Transience and recurrence of a Brownian path with limited local time and its repulsion envelope

TL;DR

This paper studies the behavior of Brownian motion under local time constraints, describing limiting processes and proving conjectures for specific growth functions, with broader implications for Levy processes and local time conditions.

Contribution

It characterizes the limiting behavior of Brownian motion conditioned on local time growth constraints and proves two conjectures for critical growth functions.

Findings

Describes the limiting process when $f(t)/t^{3/2}$ is integrable.

Proves two conjectures for functions where $f(t)/t^{3/2}$ just fails to be integrable.

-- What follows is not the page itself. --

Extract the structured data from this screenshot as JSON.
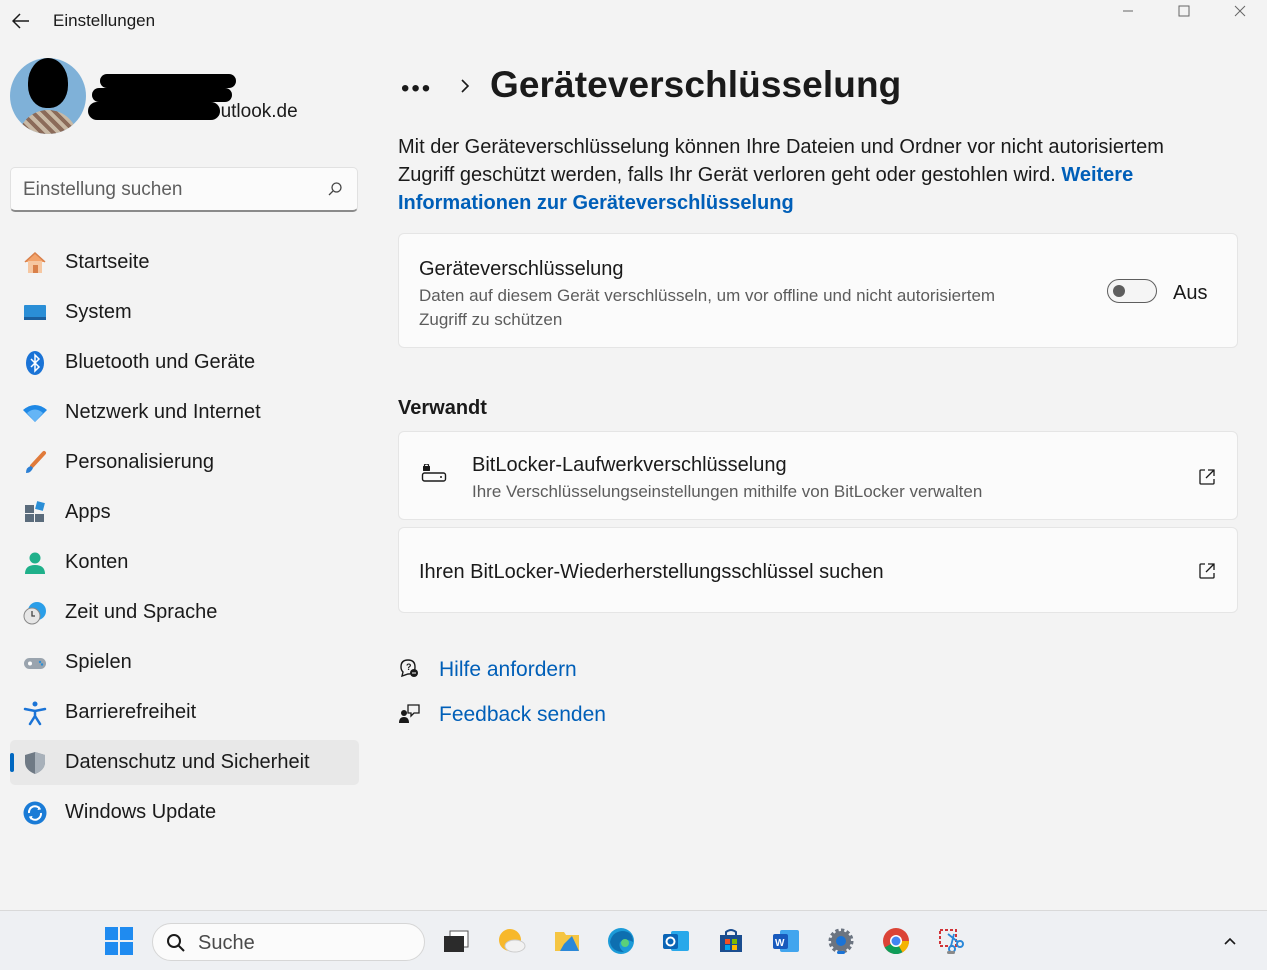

Provides a general methodology based on subordinator probability asymptotics.

Abstract

In this note we investigate the behaviour of Brownian motion conditioned on a growth constraint of its local time which has been previously investigated by Berestycki and Benjamini. For a class of non-decreasing positive functions $f(t); t>0$, we consider the Wiener measure under the condition that the Brownian local time is dominated by the function f up to time T. In the case where $f(t)/t^{3/2}$ is integrable we describe the limiting process as T goes to infinity. Moreover, we prove two conjectures in [BB10] in the case for a class of functions f, for which $f(t)/t^{3/2}$ just fails to be integrable. Our methodology is more general as it relies on the study of the asymptotic of the probability of subordinators to stay above a given curve. Immediately or with adaptations one can study questions like the Brownian motioned conditioned on a growth constraint of its local time at the maximum or more generally a Levy process conditioned on a growth constraint of its local time at the maximum or at zero. We discuss briefly the former.